O comandante-chefe do Exército do Irã, Amir Hatami, anunciou neste domingo (16) uma recompensa equivalente a US$ 30 mil para quem matar ou capturar soldados americanos. O valor dobra se a ação for executada por uma mulher.
A informação foi divulgada pela agência estatal iraniana Tasnim e reproduzida pela CNN Brasil. "Oferecemos um presente adequado", disse Hatami durante um discurso em Teerã, acrescentando que o prêmio é "equivalente a 30 mil dólares, ou aproximadamente 5 bilhões de tomans" — unidade informal que corresponde a 10 mil riais iranianos.
Segundo a agência estatal IRNA, citada pelo Infobae, Hatami afirmou que o plano foi elaborado após um "grande número de solicitações" de pessoas interessadas em participar. "Qualquer um que mate ou capture e entregue militares americanos invasores receberá uma recompensa equivalente a 30 mil dólares", declarou. "As corajosas mulheres iranianas que realizarem uma ação desse tipo receberão o dobro da recompensa."
O comandante não deu detalhes sobre onde ou quando essas capturas deveriam ocorrer. Não há registro de tropas terrestres americanas em território iraniano durante a guerra, com exceção de uma missão de resgate em abril para recuperar um aviador dos EUA abatido, informou o Infobae.
No mesmo discurso, Hatami repetiu a exigência iraniana de que os Estados Unidos abandonem o Oriente Médio. Segundo ele, os americanos "não têm mais permissão para entrar no Golfo Pérsico, no Golfo de Omã ou no Estreito de Ormuz". O chefe militar classificou o controle de Ormuz por Teerã como uma das condições para encerrar o conflito e chamou a via marítima de "capacidade geopolítica concedida por Deus ao povo iraniano".
"O sagrado Estreito de Ormuz é uma das condições para o fim da guerra; vamos preservá-lo com todas as nossas capacidades", afirmou.
O conflito entre Teerã e Washington começou em 28 de fevereiro, quando Estados Unidos e Israel atacaram o Irã. Houve um cessar-fogo em abril, depois de cerca de 40 dias de combates, e um esboço de negociação de paz em junho, que em seguida colapsou. Desde então, os dois lados trocam disparos esporádicos, concentrados no sul do Irã e no entorno de Ormuz.

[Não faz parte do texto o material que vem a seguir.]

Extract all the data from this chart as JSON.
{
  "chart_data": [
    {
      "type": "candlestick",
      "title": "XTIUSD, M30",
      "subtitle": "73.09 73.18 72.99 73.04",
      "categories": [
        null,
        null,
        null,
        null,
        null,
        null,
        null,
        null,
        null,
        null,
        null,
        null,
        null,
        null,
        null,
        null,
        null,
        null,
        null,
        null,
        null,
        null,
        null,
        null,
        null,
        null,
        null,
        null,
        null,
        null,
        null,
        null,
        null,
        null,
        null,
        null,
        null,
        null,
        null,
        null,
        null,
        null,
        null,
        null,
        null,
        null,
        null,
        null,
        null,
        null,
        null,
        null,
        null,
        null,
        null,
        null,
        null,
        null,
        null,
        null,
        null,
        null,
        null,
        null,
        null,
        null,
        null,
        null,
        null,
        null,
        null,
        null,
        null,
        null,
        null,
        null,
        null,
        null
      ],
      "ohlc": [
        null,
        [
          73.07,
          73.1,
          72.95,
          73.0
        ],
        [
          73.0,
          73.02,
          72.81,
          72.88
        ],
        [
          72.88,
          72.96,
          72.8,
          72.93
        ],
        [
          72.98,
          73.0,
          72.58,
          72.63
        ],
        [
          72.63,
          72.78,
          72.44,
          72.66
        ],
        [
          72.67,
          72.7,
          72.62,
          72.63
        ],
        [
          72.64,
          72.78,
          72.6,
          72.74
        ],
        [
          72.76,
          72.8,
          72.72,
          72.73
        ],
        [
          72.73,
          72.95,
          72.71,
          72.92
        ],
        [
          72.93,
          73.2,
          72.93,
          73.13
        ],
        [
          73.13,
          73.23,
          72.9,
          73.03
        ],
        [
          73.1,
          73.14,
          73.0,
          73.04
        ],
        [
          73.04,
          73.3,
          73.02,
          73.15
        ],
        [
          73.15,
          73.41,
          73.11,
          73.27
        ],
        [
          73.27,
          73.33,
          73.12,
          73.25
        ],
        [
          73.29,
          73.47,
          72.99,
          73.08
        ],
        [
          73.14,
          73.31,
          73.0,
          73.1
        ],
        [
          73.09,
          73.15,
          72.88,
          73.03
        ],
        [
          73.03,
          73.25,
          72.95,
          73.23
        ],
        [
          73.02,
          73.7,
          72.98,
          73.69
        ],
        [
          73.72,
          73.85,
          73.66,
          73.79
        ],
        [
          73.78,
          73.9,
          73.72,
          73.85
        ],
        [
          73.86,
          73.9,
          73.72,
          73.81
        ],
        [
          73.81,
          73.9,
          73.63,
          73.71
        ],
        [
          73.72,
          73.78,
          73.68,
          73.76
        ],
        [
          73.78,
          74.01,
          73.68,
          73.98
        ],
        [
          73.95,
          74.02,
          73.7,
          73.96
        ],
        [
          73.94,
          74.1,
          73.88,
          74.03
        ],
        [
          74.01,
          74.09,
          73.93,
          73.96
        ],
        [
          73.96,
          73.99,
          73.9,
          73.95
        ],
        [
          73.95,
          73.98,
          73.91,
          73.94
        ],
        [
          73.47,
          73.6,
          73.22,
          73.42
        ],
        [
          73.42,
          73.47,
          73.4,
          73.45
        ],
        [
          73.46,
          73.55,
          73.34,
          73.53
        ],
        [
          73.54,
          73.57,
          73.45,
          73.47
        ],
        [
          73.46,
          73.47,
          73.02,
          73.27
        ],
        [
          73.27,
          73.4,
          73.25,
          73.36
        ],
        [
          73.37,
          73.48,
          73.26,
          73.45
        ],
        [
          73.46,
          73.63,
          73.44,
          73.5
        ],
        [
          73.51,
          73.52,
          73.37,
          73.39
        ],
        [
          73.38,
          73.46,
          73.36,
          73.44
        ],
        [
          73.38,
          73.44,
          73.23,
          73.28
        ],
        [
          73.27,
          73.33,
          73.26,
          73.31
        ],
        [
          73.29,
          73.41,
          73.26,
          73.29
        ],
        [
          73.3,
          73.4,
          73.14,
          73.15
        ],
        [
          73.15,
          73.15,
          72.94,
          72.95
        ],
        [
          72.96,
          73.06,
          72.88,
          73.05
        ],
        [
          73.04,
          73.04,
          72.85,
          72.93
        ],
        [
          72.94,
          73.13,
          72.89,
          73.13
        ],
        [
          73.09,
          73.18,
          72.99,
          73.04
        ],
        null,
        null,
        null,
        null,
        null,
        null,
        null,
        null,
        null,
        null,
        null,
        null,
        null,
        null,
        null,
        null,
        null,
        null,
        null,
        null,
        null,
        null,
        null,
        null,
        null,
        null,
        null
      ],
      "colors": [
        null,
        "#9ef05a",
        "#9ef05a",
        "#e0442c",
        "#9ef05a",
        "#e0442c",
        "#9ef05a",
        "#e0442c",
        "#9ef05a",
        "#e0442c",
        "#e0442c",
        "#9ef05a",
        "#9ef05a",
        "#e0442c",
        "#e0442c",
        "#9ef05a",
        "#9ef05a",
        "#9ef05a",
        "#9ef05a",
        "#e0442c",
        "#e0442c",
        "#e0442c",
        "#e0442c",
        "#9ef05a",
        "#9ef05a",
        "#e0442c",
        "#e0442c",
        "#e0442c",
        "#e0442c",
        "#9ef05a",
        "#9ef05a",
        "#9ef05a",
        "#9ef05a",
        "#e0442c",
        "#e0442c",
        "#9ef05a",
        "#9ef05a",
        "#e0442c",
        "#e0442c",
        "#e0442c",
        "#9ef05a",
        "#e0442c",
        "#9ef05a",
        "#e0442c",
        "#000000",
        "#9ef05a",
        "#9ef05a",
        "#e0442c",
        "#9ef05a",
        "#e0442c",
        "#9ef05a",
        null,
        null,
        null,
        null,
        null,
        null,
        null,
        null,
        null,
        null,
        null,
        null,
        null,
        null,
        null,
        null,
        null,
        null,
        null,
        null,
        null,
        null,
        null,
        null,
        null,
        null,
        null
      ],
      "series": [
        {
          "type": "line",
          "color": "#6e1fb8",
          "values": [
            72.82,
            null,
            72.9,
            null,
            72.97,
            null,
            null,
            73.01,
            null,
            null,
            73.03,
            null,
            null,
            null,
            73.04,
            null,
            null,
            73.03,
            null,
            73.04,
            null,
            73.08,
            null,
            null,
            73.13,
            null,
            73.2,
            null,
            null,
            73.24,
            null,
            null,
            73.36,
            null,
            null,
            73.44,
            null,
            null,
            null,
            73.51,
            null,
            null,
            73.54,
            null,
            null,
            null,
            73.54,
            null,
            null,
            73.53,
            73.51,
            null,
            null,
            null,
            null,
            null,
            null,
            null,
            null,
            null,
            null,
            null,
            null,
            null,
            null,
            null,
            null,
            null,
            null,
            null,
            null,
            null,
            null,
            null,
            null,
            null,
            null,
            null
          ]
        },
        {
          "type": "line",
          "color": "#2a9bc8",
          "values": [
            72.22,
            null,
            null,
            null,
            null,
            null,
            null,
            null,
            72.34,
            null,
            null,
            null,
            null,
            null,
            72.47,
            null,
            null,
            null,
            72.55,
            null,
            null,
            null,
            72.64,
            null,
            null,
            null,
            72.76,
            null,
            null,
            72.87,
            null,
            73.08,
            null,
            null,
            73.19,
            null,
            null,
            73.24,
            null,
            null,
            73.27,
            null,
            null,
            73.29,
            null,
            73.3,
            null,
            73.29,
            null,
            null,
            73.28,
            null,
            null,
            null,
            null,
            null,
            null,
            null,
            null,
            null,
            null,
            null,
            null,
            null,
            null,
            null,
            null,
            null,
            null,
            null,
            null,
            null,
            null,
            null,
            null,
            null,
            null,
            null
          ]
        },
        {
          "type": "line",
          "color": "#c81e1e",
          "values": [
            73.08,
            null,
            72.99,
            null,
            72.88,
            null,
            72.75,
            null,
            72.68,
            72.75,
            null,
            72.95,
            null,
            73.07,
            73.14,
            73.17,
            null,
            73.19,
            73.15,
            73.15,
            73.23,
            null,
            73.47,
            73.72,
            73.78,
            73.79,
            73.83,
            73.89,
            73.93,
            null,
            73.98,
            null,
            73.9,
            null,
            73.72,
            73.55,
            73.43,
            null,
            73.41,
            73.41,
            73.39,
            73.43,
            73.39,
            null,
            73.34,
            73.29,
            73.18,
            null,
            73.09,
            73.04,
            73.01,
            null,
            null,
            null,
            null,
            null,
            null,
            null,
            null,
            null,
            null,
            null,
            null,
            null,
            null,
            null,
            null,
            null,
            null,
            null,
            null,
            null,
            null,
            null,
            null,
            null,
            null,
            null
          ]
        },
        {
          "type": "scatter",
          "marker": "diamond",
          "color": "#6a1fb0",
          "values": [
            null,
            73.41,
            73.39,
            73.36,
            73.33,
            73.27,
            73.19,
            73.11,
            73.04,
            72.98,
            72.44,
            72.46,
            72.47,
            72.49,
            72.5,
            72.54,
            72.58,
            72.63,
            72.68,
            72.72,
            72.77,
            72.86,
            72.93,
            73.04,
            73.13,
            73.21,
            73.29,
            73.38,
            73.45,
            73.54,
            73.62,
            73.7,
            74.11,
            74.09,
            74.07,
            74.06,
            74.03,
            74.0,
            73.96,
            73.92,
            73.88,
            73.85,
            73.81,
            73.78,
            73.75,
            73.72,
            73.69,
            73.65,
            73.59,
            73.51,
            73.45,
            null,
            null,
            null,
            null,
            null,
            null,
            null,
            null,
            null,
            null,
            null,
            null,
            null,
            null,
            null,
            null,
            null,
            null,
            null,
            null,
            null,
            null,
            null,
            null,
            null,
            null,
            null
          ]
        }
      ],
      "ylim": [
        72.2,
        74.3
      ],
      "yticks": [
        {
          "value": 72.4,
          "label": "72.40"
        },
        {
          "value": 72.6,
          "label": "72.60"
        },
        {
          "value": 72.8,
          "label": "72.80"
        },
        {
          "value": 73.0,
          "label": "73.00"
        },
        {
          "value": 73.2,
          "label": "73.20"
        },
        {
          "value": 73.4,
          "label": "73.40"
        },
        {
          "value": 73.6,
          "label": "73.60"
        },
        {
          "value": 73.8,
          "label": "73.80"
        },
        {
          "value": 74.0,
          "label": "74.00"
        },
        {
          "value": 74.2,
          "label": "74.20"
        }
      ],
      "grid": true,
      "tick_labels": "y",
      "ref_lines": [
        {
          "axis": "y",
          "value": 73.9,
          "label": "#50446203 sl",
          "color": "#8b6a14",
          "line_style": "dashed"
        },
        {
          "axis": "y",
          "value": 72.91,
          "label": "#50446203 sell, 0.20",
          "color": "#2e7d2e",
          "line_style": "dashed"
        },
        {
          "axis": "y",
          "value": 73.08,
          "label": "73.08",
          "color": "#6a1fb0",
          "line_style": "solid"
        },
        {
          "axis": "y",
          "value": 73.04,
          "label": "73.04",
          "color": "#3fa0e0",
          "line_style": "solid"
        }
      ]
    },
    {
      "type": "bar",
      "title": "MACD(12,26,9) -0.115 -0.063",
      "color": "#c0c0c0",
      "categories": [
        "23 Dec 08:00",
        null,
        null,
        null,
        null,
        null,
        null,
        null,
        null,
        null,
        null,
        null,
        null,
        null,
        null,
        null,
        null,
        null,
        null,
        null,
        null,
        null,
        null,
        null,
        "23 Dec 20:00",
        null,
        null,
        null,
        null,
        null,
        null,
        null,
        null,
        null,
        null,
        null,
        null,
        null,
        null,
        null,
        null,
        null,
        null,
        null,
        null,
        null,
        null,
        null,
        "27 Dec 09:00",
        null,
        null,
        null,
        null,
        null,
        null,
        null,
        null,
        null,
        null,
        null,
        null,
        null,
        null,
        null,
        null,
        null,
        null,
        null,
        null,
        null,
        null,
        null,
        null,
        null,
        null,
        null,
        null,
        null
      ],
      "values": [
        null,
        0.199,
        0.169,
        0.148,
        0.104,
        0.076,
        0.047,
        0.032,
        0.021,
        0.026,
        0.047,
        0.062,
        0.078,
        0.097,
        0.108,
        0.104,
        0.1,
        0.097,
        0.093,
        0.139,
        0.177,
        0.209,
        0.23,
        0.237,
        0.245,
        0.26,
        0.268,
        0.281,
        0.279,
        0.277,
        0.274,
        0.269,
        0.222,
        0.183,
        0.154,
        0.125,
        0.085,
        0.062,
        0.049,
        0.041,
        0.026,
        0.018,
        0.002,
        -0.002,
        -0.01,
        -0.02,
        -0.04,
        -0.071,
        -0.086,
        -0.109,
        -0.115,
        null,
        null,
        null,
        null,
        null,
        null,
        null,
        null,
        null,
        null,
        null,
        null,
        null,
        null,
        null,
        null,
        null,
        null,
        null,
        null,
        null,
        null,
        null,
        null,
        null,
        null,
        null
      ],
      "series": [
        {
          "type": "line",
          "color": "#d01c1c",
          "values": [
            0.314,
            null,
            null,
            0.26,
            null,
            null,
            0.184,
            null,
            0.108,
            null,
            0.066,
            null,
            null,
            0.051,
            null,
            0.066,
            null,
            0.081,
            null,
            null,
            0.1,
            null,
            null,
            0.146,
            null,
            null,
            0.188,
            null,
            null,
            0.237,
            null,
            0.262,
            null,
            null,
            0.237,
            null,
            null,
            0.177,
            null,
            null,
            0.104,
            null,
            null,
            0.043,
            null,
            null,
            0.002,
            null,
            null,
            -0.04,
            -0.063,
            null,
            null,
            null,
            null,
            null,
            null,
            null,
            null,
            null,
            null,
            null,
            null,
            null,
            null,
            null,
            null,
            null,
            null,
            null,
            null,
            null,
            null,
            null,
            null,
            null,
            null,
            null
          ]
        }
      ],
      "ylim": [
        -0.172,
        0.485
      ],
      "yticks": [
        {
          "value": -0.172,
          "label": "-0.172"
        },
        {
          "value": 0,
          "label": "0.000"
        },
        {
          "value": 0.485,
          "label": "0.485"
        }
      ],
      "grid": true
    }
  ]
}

O número de militares americanos mortos desde o início da guerra chegou a 17, todos fora do território iraniano, em países como Jordânia e Iraque, segundo o Infobae. As mortes mais recentes foram registradas em julho.
Na sexta-feira (14), o presidente dos EUA, Donald Trump, afirmou que Washington vai declarar o Estreito de Ormuz como território americano, algo que aconteceria "muito em breve". "Nós temos o bloqueio [...] nenhum navio passa a menos que nós queiramos", disse, em discurso no Condado de Nassau, em Nova York.
O tráfego pelo estreito segue baixo. Dados do grupo de inteligência marítima Windward, citados pela CNN, mostram que 13 embarcações passaram pela via na quinta-feira (13) — quatro entrando e nove saindo. Quatro delas navegaram com os rastreadores por satélite desligados, incluindo um petroleiro carregado com 2 milhões de barris de petróleo bruto saudita. Na sexta-feira, os dados de navegação não registraram nenhum trânsito visível de petroleiros de petróleo bruto.
O secretário de Energia dos EUA, Chris Wright, disse na sexta-feira que entre 8 milhões e 9 milhões de barris por dia estavam passando por Ormuz, em média móvel, e afirmou que o governo americano tem acesso a informações que faltam às agências de rastreamento.
Muitos operadores ainda evitam o estreito por causa dos ataques esporádicos com drones iranianos, e mais embarcações têm cruzado a região com os rastreadores desligados, o que dificulta estimar o volume real de petróleo que chega aos mercados globais.
O presidente iraniano, Masoud Pezeshkian, reconheceu no sábado (15) o impacto do bloqueio naval americano sobre as contas do país. "Nossas receitas diminuíram. Costumávamos vender petróleo, mas agora não conseguimos vendê-lo", disse.